While the Dispute looks towards a future without hatred, another activity focuses on the past. Year after year, Freiberger intends to unveil a monument, not far away from the Reichstag and the Museumsinsel, in a location where he has already constructed a large-scale office building. A ‘Road of Recollection’ is to be constructed – including witnesses to ‘a different mother country’, witnesses to ‘a good 20th century Zeitgeist’. The interest in and turn towards the people honoured so far – Hitler’s adversary Albrecht Haushofer, the engineer Konrad Zuse, the ‘freedom fighter’ Walter Rathenau – is also a result of his travels.
Whether in a helicopter over the Philippines or in the ‘Eastern Oriental Express’ across Thailand – as soon as Freiberger had mentioned his home country, his interlocutors went, “Ah, Hitler…”. Therefore, the ‘heroes without a sword’ are meant to “recall an image of Germany that differs from Germany’s mainly negative image across the world”. Hope is placed onto the shoulders of Haushofer, Zuse and soon also Thomas Mann by the man from Amerang who confesses: “I come from a village”. The village is also where his father came from who carried the same name and whose ice-cream factory EFA (‘Ernst Freiberger Amerang’) once laid the foundations.

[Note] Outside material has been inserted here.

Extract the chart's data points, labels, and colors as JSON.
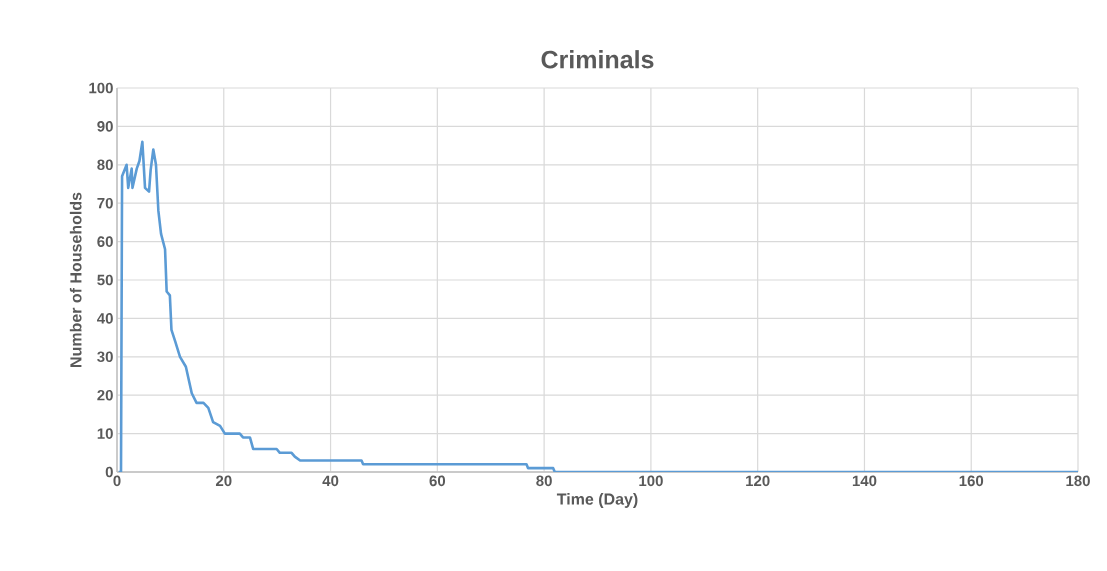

The Germany Freiberger dreams about would consist of Amerang, Berlin and West African Mali. There, among the Dogon people, he found what he misses back home: large families that support each other, old people who are treated with respect. The Germany of his dreams would barely feature American components. “The missionary zeal of Western countries, headed by the USA” enrages him. You cannot impose America’s conception of democracy on the whole world. In some places, hierarchical structures have been proven successful. The “system anyone against anyone” forestalls societies that are intact. Rather, it would be necessary to strengthen the tie between the generations. Hence, Freiberger’s foundation has established the ‘Sunflower Meeting Point’, a venue for elderly and young people.
Ernst Freiberger is a child of growth but at the same time he is a critic of growth and the establishment. Having born the burden of time for decades and encumbered others with it, now his key term is deceleration. To reflect on what is essential to oneself is what he now propagates. And all of these tensions come together and are discharged as Ernst Freiberger says goodbye to his visitor with a firm, alluring handshake. When the visitor looks back on the Munich villa and the Alpine village of Amerang, the dark blue diaries and the Massai, a phrase by Thomas Brasch comes to his mind: “I’d like to stay where I have never been”.